Warum sind in einem so reichen Land wie Deutschland nach 16 Jahren christdemokratischer Regierungsverantwortung immer noch Tafeln - also Armenspeisungen - nötig?
Sehr geehrter Herr D.,
haben Sie vielen Dank für Ihre Frage, die ich Ihnen hiermit sehr gern beantworte.
Die Arbeit unserer Tafeln kenne ich gut und ich habe großen Respekt für das, was vor Ort geleistet wird. Einige Male habe ich in den Einrichtungen in meinem Wahlkreis selbst mit angepackt oder Spenden vermittelt. Daher weiß ich auch: Armut hat viele Gesichter. Es gibt nicht DIE Patentlösung. Denn obwohl unsere Gesetze und Sozialsysteme darauf ausgelegt sind, breite Hilfsangebote zu unterbreiten und niemanden im Stich zu lassen, passiert es durch plötzliche Schicksalsschläge, Jobverlust oder Wohnungsnot, dass Menschen durchs Netz fallen.
Bei meinem letzten Besuch in Harsefeld waren es aber vor allem Familien aus Rumänien, Bulgarien und dem Kosovo, deren Familienmitglieder hier in Deutschland im Handwerk oder in der Ernte tätig sind. Bei Gehältern vor Ort in Osteuropa von rund 250 Euro monatlich übt Deutschland mit seinem Mindestlohn für diese Menschen eine hohe Anziehungskraft aus. Durch Nutzung der Tafeln sparen die Familien Geld, welches sie nach Hause transferieren.
Abseits dieser persönlichen Eindrücke können wir auf Bundesebene die wirtschaftlichen und sozialgesetzgeberischen Rahmenbedingungen schaffen, damit der Wohlstand bei allen ankommt. Das ist uns in den letzten Jahren gut gelungen. Die unionsgeführte Bundesregierung hat Deutschland in stürmischen Zeiten (Banken- und Finanzkrise, Eurokrise - und jetzt die Corona-Krise) gut navigiert. Es kam durch kraftvolle Hilfspakete und bewährter Kurzarbeit eben nicht wie fast überall sonst auf der Welt zu Massenarbeitslosigkeit und damit auch zu Armut.
Ganz im Gegenteil, wir sind im Vergleich zu anderen Staaten gut aus den ökonomischen Depressionen gekommen:
Im Vergleich zu 2005 haben 5,5 Millionen mehr Menschen einen Job. Heute sind 2,2 Millionen Menschen weniger arbeitslos. Im selben Zeitraum konnten wir das Sozialbudget um rund 300 Milliarden Euro steigern. Außerdem ist seitdem die Beschäftigungsquote bei Frauen gestiegen, das Nettoeinkommen hat sich gesteigert und die Renten wurden deutlich angehoben.
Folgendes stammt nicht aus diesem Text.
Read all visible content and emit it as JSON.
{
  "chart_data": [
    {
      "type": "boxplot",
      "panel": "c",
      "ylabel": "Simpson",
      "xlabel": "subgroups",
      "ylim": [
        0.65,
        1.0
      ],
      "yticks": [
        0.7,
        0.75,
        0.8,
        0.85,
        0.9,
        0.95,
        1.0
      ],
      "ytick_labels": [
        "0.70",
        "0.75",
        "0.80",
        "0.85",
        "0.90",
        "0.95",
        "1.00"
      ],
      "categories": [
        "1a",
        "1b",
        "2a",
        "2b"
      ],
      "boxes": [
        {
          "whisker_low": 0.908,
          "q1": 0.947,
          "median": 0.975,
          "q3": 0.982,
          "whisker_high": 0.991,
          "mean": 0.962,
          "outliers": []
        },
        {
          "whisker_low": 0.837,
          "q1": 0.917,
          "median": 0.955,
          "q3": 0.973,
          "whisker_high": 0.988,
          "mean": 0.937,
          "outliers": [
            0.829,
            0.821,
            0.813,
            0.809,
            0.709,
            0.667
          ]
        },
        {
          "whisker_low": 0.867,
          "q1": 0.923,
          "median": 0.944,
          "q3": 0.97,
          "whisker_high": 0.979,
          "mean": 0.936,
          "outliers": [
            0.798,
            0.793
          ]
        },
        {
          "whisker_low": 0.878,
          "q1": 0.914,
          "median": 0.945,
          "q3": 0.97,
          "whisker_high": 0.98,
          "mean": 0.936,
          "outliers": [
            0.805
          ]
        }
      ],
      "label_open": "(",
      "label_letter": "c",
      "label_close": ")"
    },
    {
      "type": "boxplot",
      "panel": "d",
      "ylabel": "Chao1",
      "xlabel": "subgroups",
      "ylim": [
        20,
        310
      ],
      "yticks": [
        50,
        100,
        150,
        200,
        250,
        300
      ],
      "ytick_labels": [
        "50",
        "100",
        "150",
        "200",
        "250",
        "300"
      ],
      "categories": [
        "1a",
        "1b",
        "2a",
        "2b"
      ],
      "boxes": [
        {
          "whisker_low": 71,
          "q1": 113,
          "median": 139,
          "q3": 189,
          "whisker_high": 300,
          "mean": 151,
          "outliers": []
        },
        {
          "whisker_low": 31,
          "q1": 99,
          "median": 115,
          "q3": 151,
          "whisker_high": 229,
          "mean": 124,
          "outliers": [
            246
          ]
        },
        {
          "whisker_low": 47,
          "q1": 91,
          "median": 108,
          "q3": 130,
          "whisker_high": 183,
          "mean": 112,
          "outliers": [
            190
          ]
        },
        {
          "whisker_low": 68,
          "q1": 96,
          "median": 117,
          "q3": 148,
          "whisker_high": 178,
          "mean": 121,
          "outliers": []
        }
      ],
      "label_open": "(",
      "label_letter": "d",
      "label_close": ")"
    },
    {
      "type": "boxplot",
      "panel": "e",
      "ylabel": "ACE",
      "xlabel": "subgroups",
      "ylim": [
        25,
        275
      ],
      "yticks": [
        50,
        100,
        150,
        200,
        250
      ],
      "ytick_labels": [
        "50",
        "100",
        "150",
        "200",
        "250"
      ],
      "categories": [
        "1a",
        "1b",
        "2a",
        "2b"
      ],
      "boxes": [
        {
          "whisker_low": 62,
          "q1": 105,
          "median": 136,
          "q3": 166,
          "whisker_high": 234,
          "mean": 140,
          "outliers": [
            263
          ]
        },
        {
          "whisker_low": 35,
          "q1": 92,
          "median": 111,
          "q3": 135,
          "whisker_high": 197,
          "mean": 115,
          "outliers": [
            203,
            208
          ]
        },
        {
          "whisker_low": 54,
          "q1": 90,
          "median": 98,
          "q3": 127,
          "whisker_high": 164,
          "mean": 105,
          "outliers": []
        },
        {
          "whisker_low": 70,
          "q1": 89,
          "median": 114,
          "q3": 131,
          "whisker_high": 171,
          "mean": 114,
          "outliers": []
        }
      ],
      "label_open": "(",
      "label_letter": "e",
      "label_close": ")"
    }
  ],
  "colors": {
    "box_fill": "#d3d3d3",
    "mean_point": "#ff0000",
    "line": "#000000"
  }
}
Und trotzdem müssen wir feststellen, dass die Arbeit der Tafeln immer noch notwendig ist. Armutsbekämpfung ist eine Daueraufgabe. Wir müssen hierfür die gesamtwirtschaftliche Lage im Blick behalten und gleichzeitig auf die individuellen Schicksale vor Ort eingehen. Dafür ist der Austausch mit Bundesländern und Kommunen, die für die Sozialhilfe vor Ort verantwortlich sind, besonders wichtig. Im Zentrum muss dabei nicht nur die Verbesserung der Lebenssituation sein, sondern auch die Befähigung zur Selbsthilfe. Mit anderen Worten: Hilfe zur Selbsthilfe.
Dafür möchte ich mich auch in den nächsten Jahren als Mitglied im Stader Kreistag und als direkt gewählter Abgeordneter im Deutschen Bundestag starkmachen.